Many members of Georgia’s delegation in the U.S. House were busy laying blame this week in advance of the possible government shutdown.

“Hopefully history won’t repeat itself with Republicans shutting down government again,” Democrat Hank Johnson of DeKalb County said, referring to the 1995 federal shutdown. “But it appears that Republican leadership cannot control its tea party flank, which has hijacked the process.”

Republican Paul Broun’s office lobbed the blame back across the aisle, however. “President Obama and Congressional Democrats continue to offer the same unacceptable ‘compromises’ which have clearly illuminated their intention to shut down the government,” Broun, who represents north Georgia, said in a statement on his website.

House members are expected to vote today on a resolution that will fund the Defense Department through the end of September and keep the rest of the federal government running one more week.

That will allow legislators more time to seek a compromise on spending for the final six months of Fiscal Year 2011.

"If the American people really understood that Republicans want to strip away nearly all federal support for the sick and the elderly, the poor and the hungry … I think they would be protesting in the streets,” said Democrat  John Lewis of Atlanta. "One of the first places we can cut is in the defense department where people are proposing spending billions of dollars in weaponry that the Pentagon says they don't need."
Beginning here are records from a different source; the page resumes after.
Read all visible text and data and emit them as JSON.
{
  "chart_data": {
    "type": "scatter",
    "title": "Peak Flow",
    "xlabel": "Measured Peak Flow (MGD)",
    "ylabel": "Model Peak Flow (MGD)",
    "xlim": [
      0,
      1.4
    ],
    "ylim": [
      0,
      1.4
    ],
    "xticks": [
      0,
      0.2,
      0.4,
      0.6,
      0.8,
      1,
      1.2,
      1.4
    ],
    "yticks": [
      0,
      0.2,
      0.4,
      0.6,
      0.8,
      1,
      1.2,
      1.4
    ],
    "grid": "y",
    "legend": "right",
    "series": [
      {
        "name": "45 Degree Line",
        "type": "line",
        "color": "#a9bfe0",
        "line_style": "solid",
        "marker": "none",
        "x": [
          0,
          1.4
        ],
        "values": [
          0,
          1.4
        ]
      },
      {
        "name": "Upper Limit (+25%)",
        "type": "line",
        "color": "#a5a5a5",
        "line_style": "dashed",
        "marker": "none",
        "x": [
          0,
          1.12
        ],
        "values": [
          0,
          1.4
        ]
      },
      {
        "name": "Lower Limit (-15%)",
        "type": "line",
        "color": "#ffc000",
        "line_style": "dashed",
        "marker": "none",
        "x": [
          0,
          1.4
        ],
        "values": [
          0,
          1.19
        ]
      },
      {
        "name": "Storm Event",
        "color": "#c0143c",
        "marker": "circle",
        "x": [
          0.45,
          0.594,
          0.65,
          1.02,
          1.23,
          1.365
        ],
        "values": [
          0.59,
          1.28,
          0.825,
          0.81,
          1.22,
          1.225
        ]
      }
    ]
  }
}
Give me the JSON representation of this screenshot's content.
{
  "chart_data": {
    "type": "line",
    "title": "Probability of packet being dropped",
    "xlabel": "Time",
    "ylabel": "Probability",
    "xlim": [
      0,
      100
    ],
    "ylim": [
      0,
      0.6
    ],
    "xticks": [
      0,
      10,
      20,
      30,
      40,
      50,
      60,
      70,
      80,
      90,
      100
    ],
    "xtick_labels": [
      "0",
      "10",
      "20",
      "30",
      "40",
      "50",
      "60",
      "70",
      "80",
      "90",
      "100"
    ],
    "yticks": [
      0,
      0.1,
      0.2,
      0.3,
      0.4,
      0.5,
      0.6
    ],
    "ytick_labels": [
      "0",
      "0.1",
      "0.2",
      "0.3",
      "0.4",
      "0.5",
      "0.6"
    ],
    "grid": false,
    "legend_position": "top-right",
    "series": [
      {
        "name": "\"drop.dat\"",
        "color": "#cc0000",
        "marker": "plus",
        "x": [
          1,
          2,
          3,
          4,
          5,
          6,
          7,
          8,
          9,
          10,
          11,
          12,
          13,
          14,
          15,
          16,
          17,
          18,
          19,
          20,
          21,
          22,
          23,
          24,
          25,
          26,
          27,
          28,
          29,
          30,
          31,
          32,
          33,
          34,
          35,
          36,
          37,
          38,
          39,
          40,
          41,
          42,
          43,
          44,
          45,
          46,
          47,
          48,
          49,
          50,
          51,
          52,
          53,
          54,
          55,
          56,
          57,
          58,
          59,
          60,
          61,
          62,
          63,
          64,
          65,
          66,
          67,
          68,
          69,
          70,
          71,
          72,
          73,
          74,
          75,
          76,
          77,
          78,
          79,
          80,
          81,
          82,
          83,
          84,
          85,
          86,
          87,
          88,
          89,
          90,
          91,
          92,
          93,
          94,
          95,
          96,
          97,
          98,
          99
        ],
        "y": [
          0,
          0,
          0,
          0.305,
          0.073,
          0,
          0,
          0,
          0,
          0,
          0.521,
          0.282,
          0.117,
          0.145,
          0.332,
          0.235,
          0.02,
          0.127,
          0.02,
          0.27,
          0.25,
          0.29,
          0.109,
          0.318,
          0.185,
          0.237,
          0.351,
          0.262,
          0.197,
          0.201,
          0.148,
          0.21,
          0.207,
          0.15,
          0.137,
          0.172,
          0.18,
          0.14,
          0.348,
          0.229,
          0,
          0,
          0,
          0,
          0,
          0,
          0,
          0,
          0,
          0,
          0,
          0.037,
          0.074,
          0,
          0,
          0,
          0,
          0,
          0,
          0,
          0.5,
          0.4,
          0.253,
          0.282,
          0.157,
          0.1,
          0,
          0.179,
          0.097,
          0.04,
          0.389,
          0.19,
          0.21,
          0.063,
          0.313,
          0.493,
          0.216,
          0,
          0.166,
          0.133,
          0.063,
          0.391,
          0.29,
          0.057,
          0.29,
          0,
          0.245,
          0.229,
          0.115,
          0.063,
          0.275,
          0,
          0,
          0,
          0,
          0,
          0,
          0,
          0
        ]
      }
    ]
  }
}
But Republican Tom Graves of Ranger said his constituents “deserve the maximum amount of cuts.” In particular, he touted GOP proposals for "eliminating funding for Obamacare, eliminating funding for Planned Parenthood, as well as a host of other programs.”

Last week, Republicans pushed a symbolic resolution declaring that the budget passed by the House earlier this year and ignored by the Senate would become the law of the land if the Senate didn't act on it.

Democrat Sanford Bishop, who represents southwest Georgia called the move “a distraction” in the midst of the ongoing budget negotiations.

“It does make the conversation difficult,” Bishop said Tuesday on a conference call with reporters. “But it’s hard to take politics out of politics.”

Even as the White House tried to broker an 11th-hour deal to avert a government shutdown, some Georgia GOP members seemed to have moved beyond 2011.

Republican Lynn Westmoreland of Newnan joined the chorus of Republicans applauding the GOP's Budget Committee head, Paul Ryan of Wisconsin, for his proposed 2012 budget, released Tuesday. It promises to cut $6.2 trillion in federal spending over the next decade, in part by converting Medicare into a program to help individuals buy private health insurance.

“In addition to keeping our promise not to raise taxes on American families and small businesses, the ‘Path to Prosperity’ addresses the pink elephant in the room that President Obama failed to: entitlement spending,” Westmoreland said.

Bishop and fellow Democrat John Barrow of Savannah, who belong to a moderate faction known as the Blue Dog Democrats, put out their own budget proposal last week, urging House members to keep all options open.

"Our goal is to put everything on the table -- tax reform, spending cuts, new accountability measures -- and to start a real conversation with folks on both sides of the aisle about how to get our country back on a fiscally sustainable path,” Barrow said.